Furthermore, your pancreas starts to tune out leptin, meaning that leptin resistance occurs at the level of beta cells and the beta cells aren’t getting the leptin message to stop making insulin in a timely manner. This causes extra insulin to be made, which excessively lowers blood sugar by turning sugar to fat, while simultaneously inducing hypoglycemia or low blood sugar symptoms. This makes a person want to eat again two to three hours after the previous meal, in turn making the whole problem worse.
It’s about this time, with metabolism clogged and broken, that a young overweight person goes to the doctor and finds out he or she has type 2 diabetes.
If the problem continues, then inflammation begins to damage the insulin secreting beta cells. Not only are these beta cells now leptin resistant, causing them to overproduce insulin and get tired out, but they are also getting damaged, and their numbers are declining – meaning now they can’t make insulin either. This sends a person down a path of a mixture of type 1 and type 2 diabetes – with an autoimmune component sometimes thrown in; a problem that is seen progressively more often in today’s older type 2 diabetics.

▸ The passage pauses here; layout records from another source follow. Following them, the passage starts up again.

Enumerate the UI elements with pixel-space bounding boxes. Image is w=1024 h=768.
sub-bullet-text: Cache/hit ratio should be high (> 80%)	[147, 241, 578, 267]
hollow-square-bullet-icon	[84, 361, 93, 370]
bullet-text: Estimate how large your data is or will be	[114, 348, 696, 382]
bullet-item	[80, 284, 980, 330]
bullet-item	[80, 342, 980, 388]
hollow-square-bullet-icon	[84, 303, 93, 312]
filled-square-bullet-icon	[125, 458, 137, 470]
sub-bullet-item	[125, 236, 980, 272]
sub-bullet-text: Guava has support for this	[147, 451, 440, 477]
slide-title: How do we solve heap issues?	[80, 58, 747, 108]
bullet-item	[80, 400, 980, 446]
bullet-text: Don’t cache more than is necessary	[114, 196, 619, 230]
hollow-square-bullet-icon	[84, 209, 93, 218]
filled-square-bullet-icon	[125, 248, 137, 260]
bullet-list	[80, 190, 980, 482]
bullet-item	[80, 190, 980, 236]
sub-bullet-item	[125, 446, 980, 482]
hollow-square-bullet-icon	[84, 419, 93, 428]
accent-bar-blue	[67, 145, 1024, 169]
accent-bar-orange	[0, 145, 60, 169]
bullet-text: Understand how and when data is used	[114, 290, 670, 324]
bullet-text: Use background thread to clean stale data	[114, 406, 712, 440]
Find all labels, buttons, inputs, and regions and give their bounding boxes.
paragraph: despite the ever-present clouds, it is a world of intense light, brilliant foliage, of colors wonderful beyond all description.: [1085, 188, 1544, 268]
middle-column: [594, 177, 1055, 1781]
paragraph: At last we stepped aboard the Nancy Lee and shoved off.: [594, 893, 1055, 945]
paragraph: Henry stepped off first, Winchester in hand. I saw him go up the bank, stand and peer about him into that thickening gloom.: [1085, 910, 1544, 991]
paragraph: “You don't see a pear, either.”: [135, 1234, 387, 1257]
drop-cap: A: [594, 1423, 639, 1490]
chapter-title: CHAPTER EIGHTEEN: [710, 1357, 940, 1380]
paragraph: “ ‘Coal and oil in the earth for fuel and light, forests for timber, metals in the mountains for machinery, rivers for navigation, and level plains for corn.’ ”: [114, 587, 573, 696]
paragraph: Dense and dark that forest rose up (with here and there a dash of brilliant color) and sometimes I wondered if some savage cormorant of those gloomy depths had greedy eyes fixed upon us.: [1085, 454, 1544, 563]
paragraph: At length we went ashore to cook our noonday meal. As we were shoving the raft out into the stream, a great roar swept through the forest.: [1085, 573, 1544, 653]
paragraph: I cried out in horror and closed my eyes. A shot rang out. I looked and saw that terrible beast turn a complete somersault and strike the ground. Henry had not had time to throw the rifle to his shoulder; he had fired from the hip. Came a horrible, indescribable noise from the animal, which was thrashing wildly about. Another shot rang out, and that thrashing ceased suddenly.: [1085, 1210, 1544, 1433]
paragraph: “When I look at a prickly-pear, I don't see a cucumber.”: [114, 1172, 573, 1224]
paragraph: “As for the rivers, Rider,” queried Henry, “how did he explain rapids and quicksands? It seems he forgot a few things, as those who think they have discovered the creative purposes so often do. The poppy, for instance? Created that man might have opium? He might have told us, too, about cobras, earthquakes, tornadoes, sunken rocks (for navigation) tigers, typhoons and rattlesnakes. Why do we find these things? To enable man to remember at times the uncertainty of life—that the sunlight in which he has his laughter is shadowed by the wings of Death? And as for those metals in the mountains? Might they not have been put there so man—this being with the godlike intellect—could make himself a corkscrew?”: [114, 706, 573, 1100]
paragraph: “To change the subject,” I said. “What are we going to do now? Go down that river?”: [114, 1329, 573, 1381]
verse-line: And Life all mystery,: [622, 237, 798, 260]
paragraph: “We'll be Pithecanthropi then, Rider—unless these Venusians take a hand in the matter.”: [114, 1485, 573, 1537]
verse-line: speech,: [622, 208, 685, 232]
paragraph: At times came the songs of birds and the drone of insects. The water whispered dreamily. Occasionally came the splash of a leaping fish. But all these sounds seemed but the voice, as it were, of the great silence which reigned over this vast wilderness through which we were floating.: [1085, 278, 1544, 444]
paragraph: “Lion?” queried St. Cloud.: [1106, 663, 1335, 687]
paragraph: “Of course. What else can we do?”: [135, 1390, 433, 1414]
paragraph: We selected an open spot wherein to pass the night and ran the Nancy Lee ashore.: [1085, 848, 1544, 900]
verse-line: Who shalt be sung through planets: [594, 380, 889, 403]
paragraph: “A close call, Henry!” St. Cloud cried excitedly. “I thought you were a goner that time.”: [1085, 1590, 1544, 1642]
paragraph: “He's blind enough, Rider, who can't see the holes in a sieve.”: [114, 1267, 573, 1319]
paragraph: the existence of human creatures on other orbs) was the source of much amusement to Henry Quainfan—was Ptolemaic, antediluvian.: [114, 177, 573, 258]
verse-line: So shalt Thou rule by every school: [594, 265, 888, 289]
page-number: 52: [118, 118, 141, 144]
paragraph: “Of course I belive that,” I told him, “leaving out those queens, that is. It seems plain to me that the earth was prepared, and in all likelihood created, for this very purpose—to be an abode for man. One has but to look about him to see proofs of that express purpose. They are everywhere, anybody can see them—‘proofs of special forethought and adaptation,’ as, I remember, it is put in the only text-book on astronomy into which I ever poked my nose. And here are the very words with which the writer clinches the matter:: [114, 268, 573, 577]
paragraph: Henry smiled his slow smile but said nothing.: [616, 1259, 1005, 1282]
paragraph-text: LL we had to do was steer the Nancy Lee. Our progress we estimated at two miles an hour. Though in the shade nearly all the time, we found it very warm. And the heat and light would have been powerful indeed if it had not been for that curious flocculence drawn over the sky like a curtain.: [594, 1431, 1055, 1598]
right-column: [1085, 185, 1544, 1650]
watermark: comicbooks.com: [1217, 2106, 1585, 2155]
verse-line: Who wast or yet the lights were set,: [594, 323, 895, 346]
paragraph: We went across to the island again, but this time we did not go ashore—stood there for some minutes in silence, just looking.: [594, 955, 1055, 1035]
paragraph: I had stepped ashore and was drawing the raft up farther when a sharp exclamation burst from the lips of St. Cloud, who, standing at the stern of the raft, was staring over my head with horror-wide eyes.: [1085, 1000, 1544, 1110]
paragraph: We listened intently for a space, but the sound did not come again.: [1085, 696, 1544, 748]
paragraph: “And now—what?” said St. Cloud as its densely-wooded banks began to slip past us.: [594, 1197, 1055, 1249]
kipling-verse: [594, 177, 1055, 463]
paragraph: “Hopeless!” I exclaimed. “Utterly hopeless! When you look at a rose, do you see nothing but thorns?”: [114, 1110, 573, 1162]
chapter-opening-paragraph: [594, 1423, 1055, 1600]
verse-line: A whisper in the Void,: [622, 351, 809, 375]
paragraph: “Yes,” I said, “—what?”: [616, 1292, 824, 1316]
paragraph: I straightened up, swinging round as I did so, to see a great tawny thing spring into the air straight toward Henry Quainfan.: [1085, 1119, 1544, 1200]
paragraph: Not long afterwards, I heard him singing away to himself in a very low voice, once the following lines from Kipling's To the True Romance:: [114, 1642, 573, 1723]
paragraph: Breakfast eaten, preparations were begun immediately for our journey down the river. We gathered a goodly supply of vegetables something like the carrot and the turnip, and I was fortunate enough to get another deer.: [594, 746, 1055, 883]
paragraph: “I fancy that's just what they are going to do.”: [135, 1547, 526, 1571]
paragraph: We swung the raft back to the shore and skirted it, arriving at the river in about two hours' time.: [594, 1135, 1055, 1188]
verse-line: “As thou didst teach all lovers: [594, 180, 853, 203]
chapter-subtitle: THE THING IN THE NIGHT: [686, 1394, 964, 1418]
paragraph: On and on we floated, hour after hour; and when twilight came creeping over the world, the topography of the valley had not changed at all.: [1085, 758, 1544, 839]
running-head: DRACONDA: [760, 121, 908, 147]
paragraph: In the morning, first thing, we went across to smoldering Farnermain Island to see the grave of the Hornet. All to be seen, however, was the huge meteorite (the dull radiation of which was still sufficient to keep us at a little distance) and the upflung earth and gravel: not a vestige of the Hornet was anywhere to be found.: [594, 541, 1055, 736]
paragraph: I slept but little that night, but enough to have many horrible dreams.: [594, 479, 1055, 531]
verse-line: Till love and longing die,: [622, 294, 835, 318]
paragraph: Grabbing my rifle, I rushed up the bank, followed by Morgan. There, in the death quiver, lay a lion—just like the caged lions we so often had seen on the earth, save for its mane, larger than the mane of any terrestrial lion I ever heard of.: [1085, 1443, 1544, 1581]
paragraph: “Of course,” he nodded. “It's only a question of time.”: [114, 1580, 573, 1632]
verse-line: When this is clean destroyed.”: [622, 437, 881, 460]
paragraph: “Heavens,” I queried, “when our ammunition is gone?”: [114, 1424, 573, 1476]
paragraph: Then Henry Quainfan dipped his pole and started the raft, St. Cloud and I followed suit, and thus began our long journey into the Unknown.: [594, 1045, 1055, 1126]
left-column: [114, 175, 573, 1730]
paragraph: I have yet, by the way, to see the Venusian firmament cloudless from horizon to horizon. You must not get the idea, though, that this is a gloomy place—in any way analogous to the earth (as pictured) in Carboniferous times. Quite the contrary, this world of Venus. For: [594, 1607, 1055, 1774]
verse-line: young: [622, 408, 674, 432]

How to Eat for Healthy Blood Sugar
1. Eat a high protein breakfast. Start your day off with high protein and low carbohydrates. Forget the muffin and orange juice for breakfast. That will cause you blood sugar to shoot up and you’ll be hungry mid-morning. Instead, start your morning with 20-30 grams of protein and some healthy fats. This will improve your metabolism, help stabilize your blood sugar, and keep you full for 5 hours until lunchtime.2. Eat 3 meals per day with no snacking and no eating after dinner. This allows your body to use insulin and burn fat between meals. Leave 5-6 hours between meals and finish eating dinner at least 3 hours before bedtime.
3. Don’t overeat at meals. Always try to finish a meal when you are slightly less than full. It can take 15 minutes for the full signal to catch up to you. Eat slowly. Overeating at meals is the easiest way to clog your metabolism.
4. Reduce carbohydrates eaten. Your body needs some carbohydrates. However, most people eat too many carbohydrates. An easy guide to follow is to look at the physical size of the carbohydrates you’re eating at a meal in comparison to protein and use the 50-50 technique. For example, you can eat a palm-size portion of protein (such as chicken, fish, eggs) and should eat no more than a palm-size portion of carbohydrates (rice, potatoes, fruit, corn, bread). You can fill up on fiber-rich vegetables.
5. Eat fiber at every meal, preferably at the beginning of the meal. Just think about starting a meal with a salad rather than bread. Soluble fiber is vital for slowing the rate at which calories enter your blood, thus enabling your insulin system to function with less stress. It also helps you maintain healthy levels of triglycerides and cholesterol. For weight loss, you want to get 30-50 grams of fiber each day.
6. Retrain your sweet tooth. The less sugar you eat, the less you crave it. Once you start eating less sugar, your taste buds change so you don’t need things to be so sweet. Cut out added sugars throughout your day. Cut out juices, soda, and refined sugars. If you crave dessert, try eating some fruit at the end of the meal. That should be enough sweetness to satisfy your taste buds.
7. Exercise. Getting physical exercise is essential to utilize the calories you are eating. Make a point to get regular refreshing exercise and use your muscles for health!
These guidelines are part of the Leptin Diet recommendations and are an optimal way of eating for blood sugar health, fat-burning, and thyroid function. It is a sustainable way of eating for ongoing health. It is not a starvation or deprivation diet. Make these simple changes today and improve your insulin function and overall health!